Again: if you want to make that claim about correctness bugs, that's fine, I get it. But if you're trying to claim that naive Go code has memory safety security bugs: no, that is simply not true.

I cannot find anyone in this thread (nor in the article) making the claim you are arguing against, though... the reason for the example isn't "this demonstrates all Go code is wrong", but merely that "you can't assume that all Go code is correct merely because it is written in Go"; now, most code written in Go might, in fact, be safe, and it might even be difficult to write broken Go code; but, I certainly have come across a LOT of people who are claiming that we don't even have to analyze their code for mistakes because it is written in Go, which is not the case, because people do, in fact, share stuff all over the place and Go, in fact, doesn't prevent you from all possible ways of writing broken code.
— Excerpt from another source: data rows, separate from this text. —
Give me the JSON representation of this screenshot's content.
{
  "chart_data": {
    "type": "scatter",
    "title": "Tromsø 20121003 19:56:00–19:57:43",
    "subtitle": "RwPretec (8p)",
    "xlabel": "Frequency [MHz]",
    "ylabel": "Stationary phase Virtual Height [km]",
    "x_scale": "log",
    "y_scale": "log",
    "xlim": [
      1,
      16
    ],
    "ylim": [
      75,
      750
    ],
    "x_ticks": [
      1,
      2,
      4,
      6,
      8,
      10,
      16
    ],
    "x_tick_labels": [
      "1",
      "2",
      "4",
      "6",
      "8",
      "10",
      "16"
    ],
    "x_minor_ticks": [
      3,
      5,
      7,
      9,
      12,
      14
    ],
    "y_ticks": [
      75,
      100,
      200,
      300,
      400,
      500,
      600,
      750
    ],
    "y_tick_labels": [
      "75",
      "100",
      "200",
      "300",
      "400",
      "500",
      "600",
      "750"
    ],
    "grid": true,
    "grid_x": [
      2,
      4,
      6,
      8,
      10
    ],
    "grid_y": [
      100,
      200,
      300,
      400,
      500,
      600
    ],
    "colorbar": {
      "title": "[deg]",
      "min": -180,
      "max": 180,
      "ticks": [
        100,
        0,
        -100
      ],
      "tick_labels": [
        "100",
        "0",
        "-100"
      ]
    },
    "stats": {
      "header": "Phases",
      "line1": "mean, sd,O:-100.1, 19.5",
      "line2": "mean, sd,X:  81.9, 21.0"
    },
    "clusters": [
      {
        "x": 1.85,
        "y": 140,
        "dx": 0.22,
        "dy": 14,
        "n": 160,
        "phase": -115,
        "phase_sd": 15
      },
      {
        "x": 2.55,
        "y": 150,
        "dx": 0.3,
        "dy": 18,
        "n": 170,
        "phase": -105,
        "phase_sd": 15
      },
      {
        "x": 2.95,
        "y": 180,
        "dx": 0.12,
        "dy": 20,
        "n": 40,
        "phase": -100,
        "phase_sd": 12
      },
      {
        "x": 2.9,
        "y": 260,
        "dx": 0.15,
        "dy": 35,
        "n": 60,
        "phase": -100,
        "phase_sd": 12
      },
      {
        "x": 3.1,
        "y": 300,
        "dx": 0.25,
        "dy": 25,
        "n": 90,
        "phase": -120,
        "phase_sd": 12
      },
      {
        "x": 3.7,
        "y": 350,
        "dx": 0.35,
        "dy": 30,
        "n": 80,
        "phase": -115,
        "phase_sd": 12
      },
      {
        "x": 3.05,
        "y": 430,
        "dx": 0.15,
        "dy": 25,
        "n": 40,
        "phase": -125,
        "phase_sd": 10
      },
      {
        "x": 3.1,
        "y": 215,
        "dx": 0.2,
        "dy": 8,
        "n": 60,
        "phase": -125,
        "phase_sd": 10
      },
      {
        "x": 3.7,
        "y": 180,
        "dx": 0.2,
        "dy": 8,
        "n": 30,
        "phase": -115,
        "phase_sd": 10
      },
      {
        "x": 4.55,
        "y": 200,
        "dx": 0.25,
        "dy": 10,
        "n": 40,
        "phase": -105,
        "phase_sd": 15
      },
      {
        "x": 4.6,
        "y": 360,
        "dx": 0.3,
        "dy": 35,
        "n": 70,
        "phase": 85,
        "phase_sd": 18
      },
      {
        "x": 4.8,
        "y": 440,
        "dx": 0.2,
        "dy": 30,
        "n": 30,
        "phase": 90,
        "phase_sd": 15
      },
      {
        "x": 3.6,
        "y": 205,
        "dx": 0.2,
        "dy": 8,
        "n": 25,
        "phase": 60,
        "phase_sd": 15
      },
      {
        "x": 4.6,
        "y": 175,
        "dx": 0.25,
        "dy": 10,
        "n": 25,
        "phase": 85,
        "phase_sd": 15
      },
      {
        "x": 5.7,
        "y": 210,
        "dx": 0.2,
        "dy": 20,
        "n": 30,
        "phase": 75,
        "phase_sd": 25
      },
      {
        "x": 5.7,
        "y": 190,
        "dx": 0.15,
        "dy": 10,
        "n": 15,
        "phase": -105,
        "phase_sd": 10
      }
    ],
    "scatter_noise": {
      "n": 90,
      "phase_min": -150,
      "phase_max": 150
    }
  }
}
To convince these people that they have to stop making that assumption requires merely any example of code which fails, and to those people these examples are, in fact, elucidating. Of course, clearly, this isn't showing a security issue, but it isn't claiming to be; and like, obviously, this isn't something that would be sent to a bug bounty program, as who would it even be sent to? I dunno... you seem to have decided you want to win a really minute pedantic point against someone who doesn't exist, and it makes this whole thing very confusing.

I'm not understanding - if you're able to produce segfaults by, presumably, writing to memory out of bounds, what's stopping a vulnerability? Surely, if I can write past an array's bounds, then I can do a buffer overflow of some sort in some situations?